Kazimierz Plater (Broel-Plater) (3 March 1915, Vilna – 30 April 2004, Warsaw) was a Polish chess master.

Born into an aristocratic family in Vilnius, he studied in Warsaw where he won the Warsaw County Chess Championship in 1934.

After the Second World War, he participated twelve times in Polish championships (1946–1964). He was thrice Polish Champion (1949, 1956, 1957) and twice Sub-champion (1950, 1963).

In 1947, he took 6th place in Warsaw in a tournament won by Svetozar Gligorić and 12th in the Hilversum zonal won by Albéric O'Kelly de Galway. In 1949, he took 7th in Bucharest (Luděk Pachman won). In 1957, he shared 4th in Szczawno Zdrój at the 2nd Przepiórka Memorial won by Efim Geller .

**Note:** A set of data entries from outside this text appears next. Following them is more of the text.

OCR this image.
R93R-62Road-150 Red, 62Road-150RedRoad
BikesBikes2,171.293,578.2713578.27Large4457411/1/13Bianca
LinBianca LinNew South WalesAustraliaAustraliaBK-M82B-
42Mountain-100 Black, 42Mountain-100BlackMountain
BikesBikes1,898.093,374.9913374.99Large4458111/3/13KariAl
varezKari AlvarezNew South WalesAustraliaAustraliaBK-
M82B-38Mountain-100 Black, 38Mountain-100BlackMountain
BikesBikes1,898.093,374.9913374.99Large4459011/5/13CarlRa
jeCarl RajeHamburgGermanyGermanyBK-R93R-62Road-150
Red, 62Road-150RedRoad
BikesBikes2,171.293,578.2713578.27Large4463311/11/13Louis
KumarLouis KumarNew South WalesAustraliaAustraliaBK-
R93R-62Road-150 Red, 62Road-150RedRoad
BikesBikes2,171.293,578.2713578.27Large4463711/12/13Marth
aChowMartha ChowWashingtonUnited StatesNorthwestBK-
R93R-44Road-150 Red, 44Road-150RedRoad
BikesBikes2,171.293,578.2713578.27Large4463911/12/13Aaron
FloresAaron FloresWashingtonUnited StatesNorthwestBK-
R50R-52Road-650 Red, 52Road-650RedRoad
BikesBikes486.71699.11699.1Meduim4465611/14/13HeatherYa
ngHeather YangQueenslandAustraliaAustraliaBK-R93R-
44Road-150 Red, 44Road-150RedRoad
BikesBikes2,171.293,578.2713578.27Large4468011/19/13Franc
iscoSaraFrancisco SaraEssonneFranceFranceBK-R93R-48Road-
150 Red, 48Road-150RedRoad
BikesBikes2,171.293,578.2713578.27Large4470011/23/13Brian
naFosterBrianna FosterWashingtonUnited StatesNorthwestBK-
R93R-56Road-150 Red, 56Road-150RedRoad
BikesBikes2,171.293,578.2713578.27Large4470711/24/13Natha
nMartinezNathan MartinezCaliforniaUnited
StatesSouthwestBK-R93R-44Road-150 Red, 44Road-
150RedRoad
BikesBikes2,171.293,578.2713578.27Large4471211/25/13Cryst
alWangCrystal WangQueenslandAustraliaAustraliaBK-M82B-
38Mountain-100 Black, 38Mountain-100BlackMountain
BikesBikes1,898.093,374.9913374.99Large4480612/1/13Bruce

He represented Poland in Chess Olympiads:
- In 1952, at third board in 10th Chess Olympiad in Helsinki (+2 –3 =8);
- In 1956, at second board in 12th Chess Olympiad in Moscow (+3 –6 =4);
- In 1960, at second board in 14th Chess Olympiad in Leipzig (+2 –4 =3).

Plater was awarded the International Master title in 1950.